また、グレンは知らない事だが、ルクルティア帝国の皇帝アルカディアの持つ『聖庭』も、装備者がある一定の威力を有した――常人ならば致命傷となる程の――攻撃を受ける事を能力発動の条件としている。
これらがそのような制約を持っている理由は、かつて存在していた『八王神』の誰もが強大な存在であったが故に、凡人を基準に作られた魔法道具ではないからであった。つまり、それぞれの持ち主にとっては普通の魔法道具を使う感覚と変わらなかったのだ。

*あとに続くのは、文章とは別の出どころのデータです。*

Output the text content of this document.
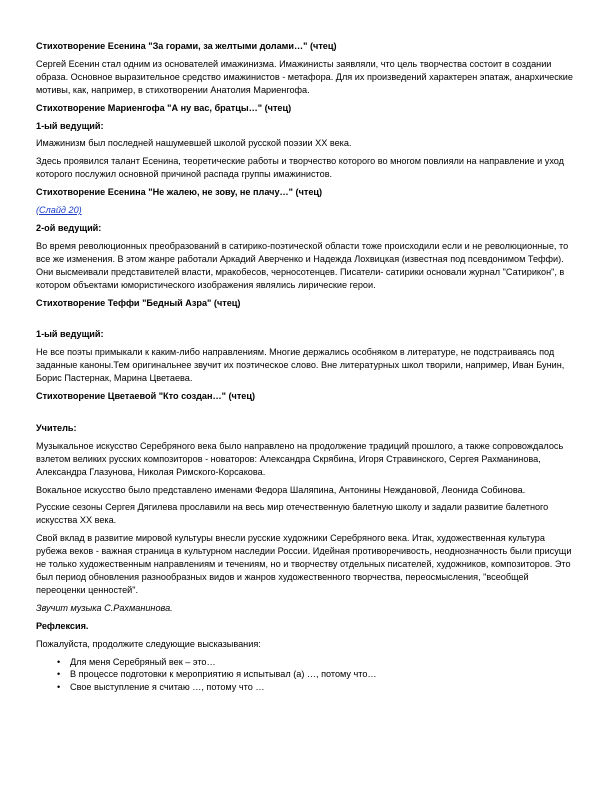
Стихотворение Есенина "За горами, за желтыми долами…" (чтец)
Сергей Есенин стал одним из основателей имажинизма. Имажинисты заявляли, что цель творчества состоит в создании образа. Основное выразительное средство имажинистов - метафора. Для их произведений характерен эпатаж, анархические мотивы, как, например, в стихотворении Анатолия Мариенгофа.
Стихотворение Мариенгофа "А ну вас, братцы…" (чтец)
1-ый ведущий:
Имажинизм был последней нашумевшей школой русской поэзии XX века.
Здесь проявился талант Есенина, теоретические работы и творчество которого во многом повлияли на направление и уход которого послужил основной причиной распада группы имажинистов.
Стихотворение Есенина "Не жалею, не зову, не плачу…" (чтец)
(Слайд 20)
2-ой ведущий:
Во время революционных преобразований в сатирико-поэтической области тоже происходили если и не революционные, то все же изменения. В этом жанре работали Аркадий Аверченко и Надежда Лохвицкая (известная под псевдонимом Теффи). Они высмеивали представителей власти, мракобесов, черносотенцев. Писатели- сатирики основали журнал "Сатирикон", в котором объектами юмористического изображения являлись лирические герои.
Стихотворение Теффи "Бедный Азра" (чтец)
1-ый ведущий:
Не все поэты примыкали к каким-либо направлениям. Многие держались особняком в литературе, не подстраиваясь под заданные каноны.Тем оригинальнее звучит их поэтическое слово. Вне литературных школ творили, например, Иван Бунин, Борис Пастернак, Марина Цветаева.
Стихотворение Цветаевой "Кто создан…" (чтец)
Учитель:
Музыкальное искусство Серебряного века было направлено на продолжение традиций прошлого, а также сопровождалось взлетом великих русских композиторов - новаторов: Александра Скрябина, Игоря Стравинского, Сергея Рахманинова, Александра Глазунова, Николая Римского-Корсакова.
Вокальное искусство было представлено именами Федора Шаляпина, Антонины Неждановой, Леонида Собинова.
Русские сезоны Сергея Дягилева прославили на весь мир отечественную балетную школу и задали развитие балетного искусства XX века.
Свой вклад в развитие мировой культуры внесли русские художники Серебряного века. Итак, художественная культура рубежа веков - важная страница в культурном наследии России. Идейная противоречивость, неоднозначность были присущи не только художественным направлениям и течениям, но и творчеству отдельных писателей, художников, композиторов. Это был период обновления разнообразных видов и жанров художественного творчества, переосмысления, "всеобщей переоценки ценностей".
Звучит музыка С.Рахманинова.
Рефлексия.
Пожалуйста, продолжите следующие высказывания:
• Для меня Серебряный век – это…
• В процессе подготовки к мероприятию я испытывал (а) …, потому что…
• Свое выступление я считаю …, потому что …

ならば、今マキが持つ『理弓』も同様である可能性が高い。
不戦主義とされる『豊穣の女神スース』が残した弓とは、どれ程の威力を誇るのだろうか、そしてどれ程の危険を孕んでいるのだろうか。
「使わなかったのは、懸命な判断かもしれませんね・・・」
触らぬ神に祟りなし。
どのような現象が起こるか分からないのならば、何もしない方が良いだろう。
「そうだか?ちょいと調べてみたが、山1つ分くらい枯れ果てちまうだけだけえの」
「だけ、じゃないでしょ?私達は自然と暮らすエルフなのよ。そんな事する訳ないじゃない。だからこそ、『女神スース』もこれを残していったに違いないわ」
「だもんで、冥王国なんかに苦しめられてるでねえか?それを使えば、一発で追い返せるだけんどなあ」
「あら、そうなの?今度、族長様に相談してみようかしら?」
と、マキが面白そうに言った時、誰かがこちらに向かって歩いて来る足音が聞こえた。
3人とも、そちらに目を向ける。
「おお、居ました。マキさん、探しましたよ」
それはヴァルジであった。
アズラとは異なり、体に木の葉を付けたりはしていない。
「あら、ヴァルジ。どうしたの?皆の避難は終わった?」
「ええ。マキさんとアズラ殿で最後になります」
そこで、ヴァルジは見慣れぬ男――アズラへと視線を向ける。
「貴方がアズラ殿ですか。初めまして。ヴァルジ=ボーダンと申します」
「こりゃあ御丁寧にどうも。俺がアズラ=アースランだべ」
アズラの訛りに面食らったようではあったが、ヴァルジは何とかそれを抑え込んだようだ。落ち着き払った仕草で頭を下げた後、アズラに向かってにこやかに微笑む。
「同じクロフェウの友人同士、私達も仲良くやって行きましょう」
「んだな。ちゅーても、俺は武器作る事くらいしか出来んでよ。一応、刀以外も作れるだどんも」
「それをさっきまで怠けていた訳ね」
そこで、マキから指摘が入る。
「怠けてなんかいないべ。ただ、休んでいただけだべ」
「何もしていない人の休憩は、怠けているって言うの」
「ほんに、マキさんはおっ母さんみてえだんな」
アズラの言葉に、ヴァルジは小さな笑い声を漏らす。
もしかしたら、彼もマキに対して同じように考えていたのかもしれない。
「もう!ヴァルジまで!そんな人達には御飯を作ってあげませんからね!」
「おやおや、これは困った事になりましたな」
「んだんだ。マキさんは怒らせるとおっかねえだ。おっ母さんだけに」
「くだらない事言わないの!さあ!もう行くわよ!皆を待たせてはいけませんからね!」
そう言って、マキは1人でそそくさと歩き出してしまう。
2人から揶揄われて、恥ずかしくなったのだろう。
他の3人もそれに付いて行くように歩き出す。ヴァルジとアズラは先程のやり取りで意気投合したのか、エルフの里に戻るまで楽しそうに会話に興じていた。
それと同様の時間、グレンはマキの持つ『豊穣の女神スース』が残したとされる弓に目をやる。
結局その詳細を知る事なく、彼らはエルフの森を出て行くのだった。